The precision: Column Format for High-Sensitivity LC-MS

For high-sensitivity LC-MS work, using 2.1 mm ID columns with sub-2 µm particles has become the gold standard for maximizing signal-to-noise ratios and minimizing solvent consumption.

As an alternative, a 250 x 4.6 mm UHPLC column packed with 3 – 5 µm particles can be used when higher loading capacity or compatibility with standard HPLC system is desired.

The Role of Precision Hardware

A great column is only half the story. Even the best separation can be ruined by poor sample handling or system dead volume.

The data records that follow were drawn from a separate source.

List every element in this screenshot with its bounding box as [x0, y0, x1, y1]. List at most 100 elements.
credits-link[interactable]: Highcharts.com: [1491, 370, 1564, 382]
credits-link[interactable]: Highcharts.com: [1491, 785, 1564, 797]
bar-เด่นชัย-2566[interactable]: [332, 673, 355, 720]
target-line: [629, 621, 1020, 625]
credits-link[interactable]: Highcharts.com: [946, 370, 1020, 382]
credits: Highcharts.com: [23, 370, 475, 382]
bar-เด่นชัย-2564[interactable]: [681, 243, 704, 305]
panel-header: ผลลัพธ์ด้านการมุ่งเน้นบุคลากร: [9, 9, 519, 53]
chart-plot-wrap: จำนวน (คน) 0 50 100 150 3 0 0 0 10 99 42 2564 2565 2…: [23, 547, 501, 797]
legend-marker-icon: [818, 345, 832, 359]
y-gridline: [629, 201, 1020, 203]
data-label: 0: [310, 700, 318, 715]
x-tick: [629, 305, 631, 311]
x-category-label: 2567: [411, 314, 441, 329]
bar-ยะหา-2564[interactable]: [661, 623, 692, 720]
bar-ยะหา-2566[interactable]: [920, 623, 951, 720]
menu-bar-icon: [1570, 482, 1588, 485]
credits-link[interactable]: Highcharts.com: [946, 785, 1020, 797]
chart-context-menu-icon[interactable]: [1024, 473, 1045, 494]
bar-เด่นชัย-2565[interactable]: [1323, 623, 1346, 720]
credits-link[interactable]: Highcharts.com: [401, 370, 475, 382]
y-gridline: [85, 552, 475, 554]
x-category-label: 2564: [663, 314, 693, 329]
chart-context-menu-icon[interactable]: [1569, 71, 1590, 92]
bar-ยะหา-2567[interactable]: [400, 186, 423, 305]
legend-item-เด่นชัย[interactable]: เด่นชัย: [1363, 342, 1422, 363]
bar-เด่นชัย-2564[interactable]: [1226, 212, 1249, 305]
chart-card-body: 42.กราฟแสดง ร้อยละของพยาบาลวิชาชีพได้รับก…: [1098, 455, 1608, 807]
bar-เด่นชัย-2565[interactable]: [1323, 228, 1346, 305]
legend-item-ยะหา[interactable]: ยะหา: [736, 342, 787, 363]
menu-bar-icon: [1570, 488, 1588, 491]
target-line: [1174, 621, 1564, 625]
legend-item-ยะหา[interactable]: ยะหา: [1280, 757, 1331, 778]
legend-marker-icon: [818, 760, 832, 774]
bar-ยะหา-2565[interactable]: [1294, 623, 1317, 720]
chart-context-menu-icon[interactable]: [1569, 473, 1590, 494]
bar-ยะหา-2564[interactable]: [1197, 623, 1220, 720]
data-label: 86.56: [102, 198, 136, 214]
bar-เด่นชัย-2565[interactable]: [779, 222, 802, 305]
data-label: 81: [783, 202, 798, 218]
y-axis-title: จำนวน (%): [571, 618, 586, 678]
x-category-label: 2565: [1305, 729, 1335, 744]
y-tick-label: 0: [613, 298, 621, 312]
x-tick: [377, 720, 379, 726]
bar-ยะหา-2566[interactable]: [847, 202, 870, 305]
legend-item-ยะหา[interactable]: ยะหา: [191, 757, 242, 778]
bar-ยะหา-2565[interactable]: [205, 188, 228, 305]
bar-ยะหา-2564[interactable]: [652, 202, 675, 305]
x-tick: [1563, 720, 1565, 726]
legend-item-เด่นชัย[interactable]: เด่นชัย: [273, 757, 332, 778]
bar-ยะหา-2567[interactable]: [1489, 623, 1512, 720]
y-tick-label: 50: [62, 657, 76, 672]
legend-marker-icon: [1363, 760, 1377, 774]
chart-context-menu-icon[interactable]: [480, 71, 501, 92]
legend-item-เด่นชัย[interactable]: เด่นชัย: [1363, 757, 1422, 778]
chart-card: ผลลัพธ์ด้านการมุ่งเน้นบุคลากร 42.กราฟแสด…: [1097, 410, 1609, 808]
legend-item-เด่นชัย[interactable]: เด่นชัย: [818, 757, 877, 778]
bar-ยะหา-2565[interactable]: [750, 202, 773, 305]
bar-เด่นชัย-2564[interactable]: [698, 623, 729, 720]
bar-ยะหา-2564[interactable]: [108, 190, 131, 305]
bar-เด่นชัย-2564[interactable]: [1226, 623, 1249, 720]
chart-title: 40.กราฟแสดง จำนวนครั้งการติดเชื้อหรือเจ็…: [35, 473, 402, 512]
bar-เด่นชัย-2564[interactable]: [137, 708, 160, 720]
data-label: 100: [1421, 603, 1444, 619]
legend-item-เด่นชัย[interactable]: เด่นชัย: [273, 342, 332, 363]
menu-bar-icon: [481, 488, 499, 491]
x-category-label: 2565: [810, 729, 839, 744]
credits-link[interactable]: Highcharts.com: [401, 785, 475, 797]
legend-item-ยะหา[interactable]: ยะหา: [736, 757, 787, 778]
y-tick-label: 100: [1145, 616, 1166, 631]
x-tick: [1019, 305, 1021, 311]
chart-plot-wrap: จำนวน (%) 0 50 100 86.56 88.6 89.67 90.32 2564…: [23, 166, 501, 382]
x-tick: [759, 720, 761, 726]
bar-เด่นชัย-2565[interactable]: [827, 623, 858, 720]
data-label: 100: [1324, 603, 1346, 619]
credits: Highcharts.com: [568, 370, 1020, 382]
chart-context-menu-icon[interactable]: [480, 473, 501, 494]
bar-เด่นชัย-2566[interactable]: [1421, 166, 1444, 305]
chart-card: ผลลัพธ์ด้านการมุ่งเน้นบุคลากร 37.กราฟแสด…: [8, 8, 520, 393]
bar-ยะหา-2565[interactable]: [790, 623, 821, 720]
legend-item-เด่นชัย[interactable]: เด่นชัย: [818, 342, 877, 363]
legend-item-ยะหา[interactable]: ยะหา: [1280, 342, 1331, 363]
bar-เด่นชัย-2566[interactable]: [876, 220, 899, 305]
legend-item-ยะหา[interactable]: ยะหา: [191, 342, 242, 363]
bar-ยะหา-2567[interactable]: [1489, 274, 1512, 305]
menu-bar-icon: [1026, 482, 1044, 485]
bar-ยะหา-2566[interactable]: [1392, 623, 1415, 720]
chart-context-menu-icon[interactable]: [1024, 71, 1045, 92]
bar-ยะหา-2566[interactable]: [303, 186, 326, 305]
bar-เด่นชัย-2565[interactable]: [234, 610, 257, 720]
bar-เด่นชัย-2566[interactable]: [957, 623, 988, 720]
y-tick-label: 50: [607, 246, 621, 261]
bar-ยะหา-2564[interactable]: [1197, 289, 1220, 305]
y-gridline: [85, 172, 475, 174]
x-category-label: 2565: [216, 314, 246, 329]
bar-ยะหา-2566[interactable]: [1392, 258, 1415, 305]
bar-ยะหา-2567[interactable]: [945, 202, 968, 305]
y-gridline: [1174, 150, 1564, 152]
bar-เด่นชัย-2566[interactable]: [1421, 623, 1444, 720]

This is where Hamilton enters the narrative. Known globally as a leader in polymeric columns among HPLC companies, Hamilton also provides precision fluid handling tools—from high-performance syringes to specialized valves—that help ensure the sample reaches the column without extra-column effects that degrade peak shape. In many labs, a Hamilton syringe is the first step in a high-stakes peptide analysis.

If you are looking for the highest likelihood of success in your next run, the "best" setup is typically:

300 Å C18 reversed-phase column—or a specialized polymeric option like the Hamilton PRP family of stationary resins
Paired with high-precision hardware to maintain sample integrity from vial to detector.